L'impeachment di Rousseff e l'epurazione di Luna nel documentario candidato all'Oscar. Su Netflix.
di Raffaella Giancristofaro
Aprile 2018, San Paolo: acclamato dalla base elettorale per le sue politiche sociali e le origini di sindacalista e metalmeccanico, Luíz Inacio Lula da Silva (Lula), già presidente del Brasile dal 2003 al 2011 (dopo tre tentativi falliti, nel 1989, '94 e '98) nonostante le proteste dei suoi sostenitori deve consegnarsi alla giustizia per effetto di una condanna in primo grado in seguito all'inchiesta sull'operazione "Lava Jato", "autolavaggio", nel senso di corruzione tramite tangenti della compagnia petrolifera nazionale Petrobras, e di riciclaggio. Uno scandalo che ha travolto non solo il suo partito (PT, Partido dos Trabalhadores, dei lavoratori, fondato, anche da Lula, nel 1980), ma anche la parte avversaria, ovvero esponenti del PSDB (Partito della Social Democrazia Brasiliana, nato nel 1988). E che continua, nonostante la scarcerazione di Lula a film finito, a perseguitare l'ex presidente per vie penali.

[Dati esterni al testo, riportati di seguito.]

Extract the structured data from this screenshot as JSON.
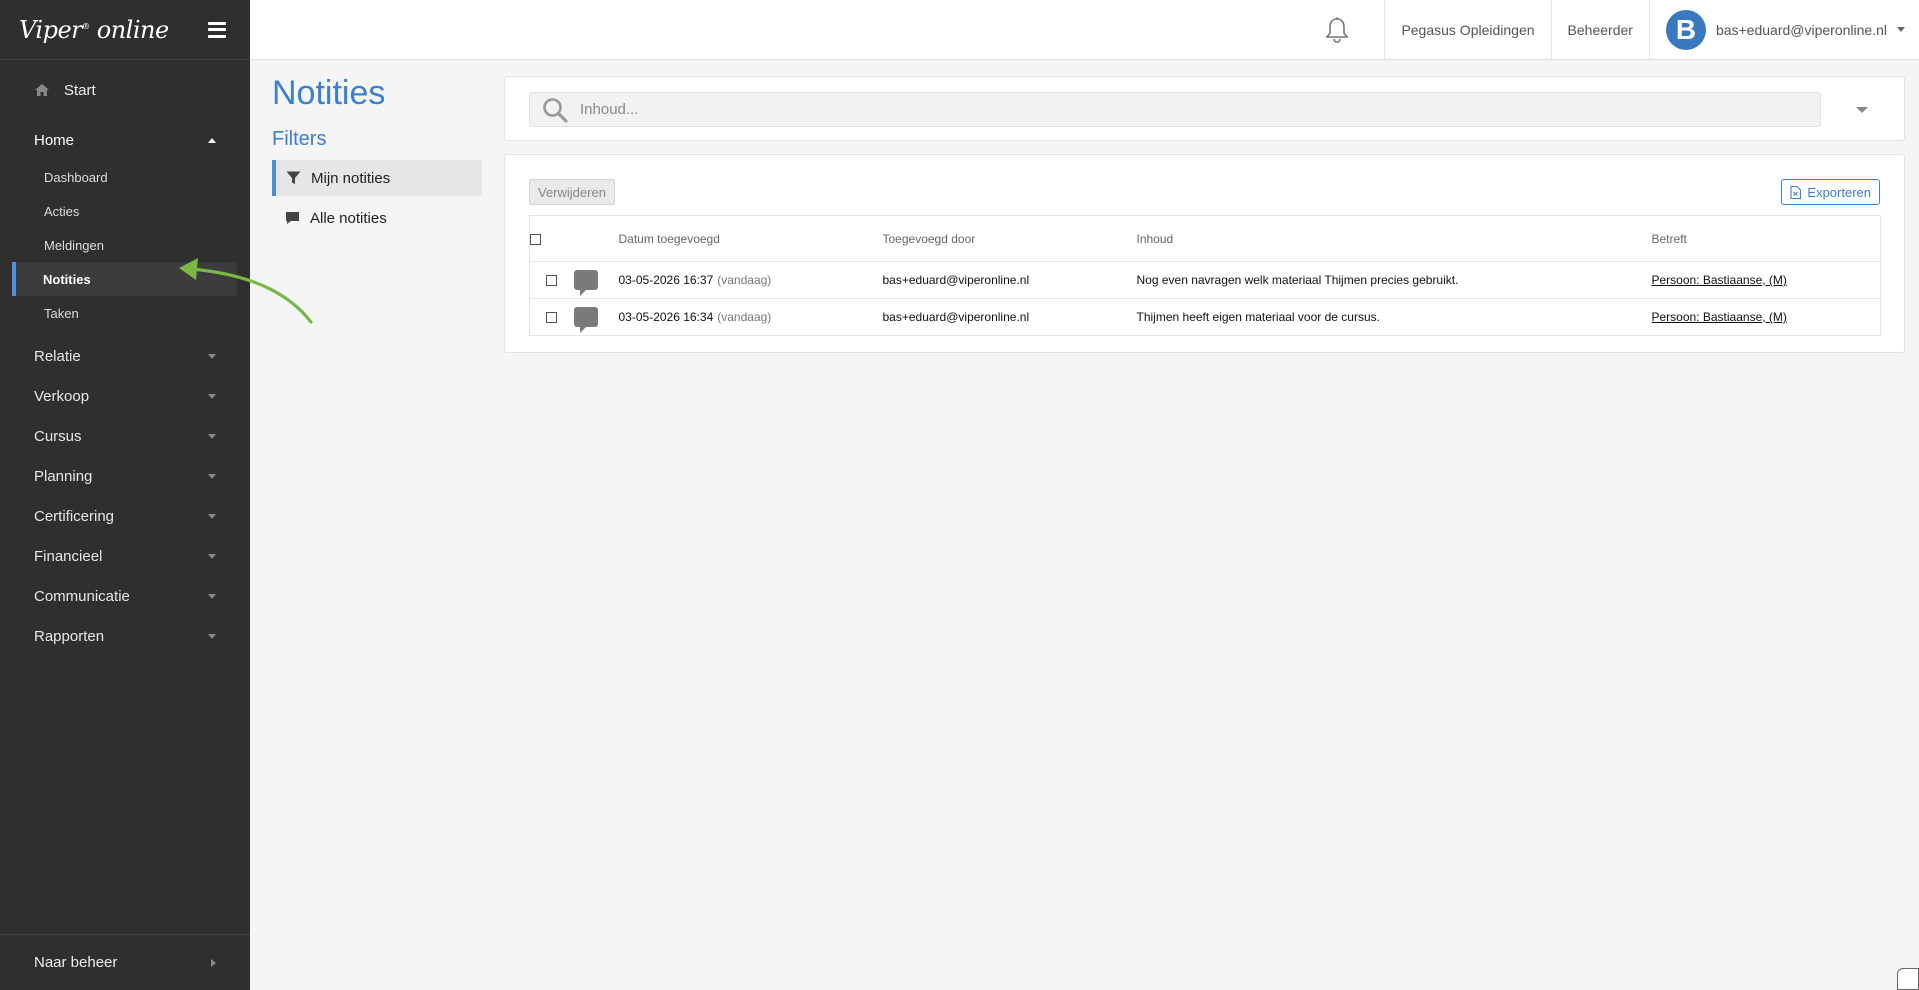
{
  "brand": {
    "logo_text": "Viper",
    "logo_sup": "®",
    "logo_text2": "online"
  },
  "sidebar": {
    "start_label": "Start",
    "home_label": "Home",
    "home_items": [
      {
        "label": "Dashboard"
      },
      {
        "label": "Acties"
      },
      {
        "label": "Meldingen"
      },
      {
        "label": "Notities"
      },
      {
        "label": "Taken"
      }
    ],
    "sections": [
      {
        "label": "Relatie"
      },
      {
        "label": "Verkoop"
      },
      {
        "label": "Cursus"
      },
      {
        "label": "Planning"
      },
      {
        "label": "Certificering"
      },
      {
        "label": "Financieel"
      },
      {
        "label": "Communicatie"
      },
      {
        "label": "Rapporten"
      }
    ],
    "footer_label": "Naar beheer"
  },
  "topbar": {
    "organization": "Pegasus Opleidingen",
    "role": "Beheerder",
    "avatar_letter": "B",
    "user_email": "bas+eduard@viperonline.nl"
  },
  "page": {
    "title": "Notities",
    "filters_title": "Filters",
    "filters": [
      {
        "label": "Mijn notities"
      },
      {
        "label": "Alle notities"
      }
    ]
  },
  "search": {
    "placeholder": "Inhoud..."
  },
  "list": {
    "delete_label": "Verwijderen",
    "export_label": "Exporteren",
    "columns": {
      "date": "Datum toegevoegd",
      "by": "Toegevoegd door",
      "content": "Inhoud",
      "about": "Betreft"
    },
    "rows": [
      {
        "date": "03-05-2026 16:37",
        "relative": "(vandaag)",
        "by": "bas+eduard@viperonline.nl",
        "content": "Nog even navragen welk materiaal Thijmen precies gebruikt.",
        "about": "Persoon: Bastiaanse, (M)"
      },
      {
        "date": "03-05-2026 16:34",
        "relative": "(vandaag)",
        "by": "bas+eduard@viperonline.nl",
        "content": "Thijmen heeft eigen materiaal voor de cursus.",
        "about": "Persoon: Bastiaanse, (M)"
      }
    ]
  },
  "colors": {
    "accent": "#3a7fd2",
    "sidebar_bg": "#2f2f2f",
    "annotation_arrow": "#7ab648"
  }
}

È un'emergenza nazionale, l'ultimo atto di una strategia articolata dalla destra parlamentare, iniziata con l'impeachment di Dilma Rousseff (succeduta a Lula) intrapreso sulla base di presunti brogli elettorali e accuse sproporzionate che rievocano il sinistro termine di "golpe".
Ma per la regista si tratta anche di una questione familiare, di un'alternanza tra una generazione che ha inseguito la ricchezza e un'altra che ha lottato per la libertà di tutti contro il capitale.